Иларий стоит с округленными глазами.
— Убей меня! — умоляю. — Почему ты не сделал это раньше? Инга говорила, что ты приходил.
Иларий осматривается в поисках острого, но здесь лишь мешки, крысы и блохи, которые исправно меня обгладывают. Пыточный набор в другой комнате.
— Сара запретила, извини.
— Я ее задушу, честное слово.
— Рекс...
— Ее же клоунскими патлами!
— Рекс!
— Что?!
— Надо поговорить. Я хочу извиниться.
Парень бледнеет, но говорит спокойно, хотя сердце его явно скачет бешеным галопом, дыхание частит.

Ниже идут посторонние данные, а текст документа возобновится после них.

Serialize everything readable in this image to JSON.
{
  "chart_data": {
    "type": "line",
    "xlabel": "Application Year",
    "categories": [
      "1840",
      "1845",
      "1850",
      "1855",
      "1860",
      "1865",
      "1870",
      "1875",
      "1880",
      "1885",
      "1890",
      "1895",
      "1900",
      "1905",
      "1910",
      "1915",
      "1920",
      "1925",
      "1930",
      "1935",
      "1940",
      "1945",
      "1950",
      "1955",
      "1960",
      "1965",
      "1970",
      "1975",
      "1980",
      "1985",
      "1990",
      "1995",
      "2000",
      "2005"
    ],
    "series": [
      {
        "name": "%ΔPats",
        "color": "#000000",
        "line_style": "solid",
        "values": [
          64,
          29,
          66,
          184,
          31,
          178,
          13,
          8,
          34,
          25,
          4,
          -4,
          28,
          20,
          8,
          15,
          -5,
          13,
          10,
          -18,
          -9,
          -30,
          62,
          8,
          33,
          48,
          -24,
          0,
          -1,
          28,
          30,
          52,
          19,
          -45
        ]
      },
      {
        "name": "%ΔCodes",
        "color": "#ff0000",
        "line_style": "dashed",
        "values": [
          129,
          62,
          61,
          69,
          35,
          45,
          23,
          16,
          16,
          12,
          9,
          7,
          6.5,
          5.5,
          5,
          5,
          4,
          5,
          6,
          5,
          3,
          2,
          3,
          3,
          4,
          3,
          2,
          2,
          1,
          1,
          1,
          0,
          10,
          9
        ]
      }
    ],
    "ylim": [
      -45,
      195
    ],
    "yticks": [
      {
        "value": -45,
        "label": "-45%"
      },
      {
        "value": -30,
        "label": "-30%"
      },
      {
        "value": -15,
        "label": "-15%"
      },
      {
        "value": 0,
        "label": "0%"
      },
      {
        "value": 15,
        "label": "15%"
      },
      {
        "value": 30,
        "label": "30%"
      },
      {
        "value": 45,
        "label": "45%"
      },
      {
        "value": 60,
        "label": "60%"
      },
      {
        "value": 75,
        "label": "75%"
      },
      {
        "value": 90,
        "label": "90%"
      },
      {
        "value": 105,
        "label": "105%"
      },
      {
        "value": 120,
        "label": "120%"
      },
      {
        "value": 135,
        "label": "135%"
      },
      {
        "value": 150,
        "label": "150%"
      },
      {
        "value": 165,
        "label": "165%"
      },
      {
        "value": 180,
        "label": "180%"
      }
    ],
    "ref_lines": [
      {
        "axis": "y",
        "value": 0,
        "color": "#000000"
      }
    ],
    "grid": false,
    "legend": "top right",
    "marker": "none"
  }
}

Подмечаю, что на нем неброские штаны и помятая серая кофта. Еще он без очков.
— Прощу сразу, как убьешь!
— Мне, правда, стыдно.
— Ты оглох?
— Дай мне сказать! — вопит он.
Я затыкаюсь.
— Пожалуйста...
— Хорошо. Только быстрее, ибо пока мы трындим, крыса собирается откусить мой палец.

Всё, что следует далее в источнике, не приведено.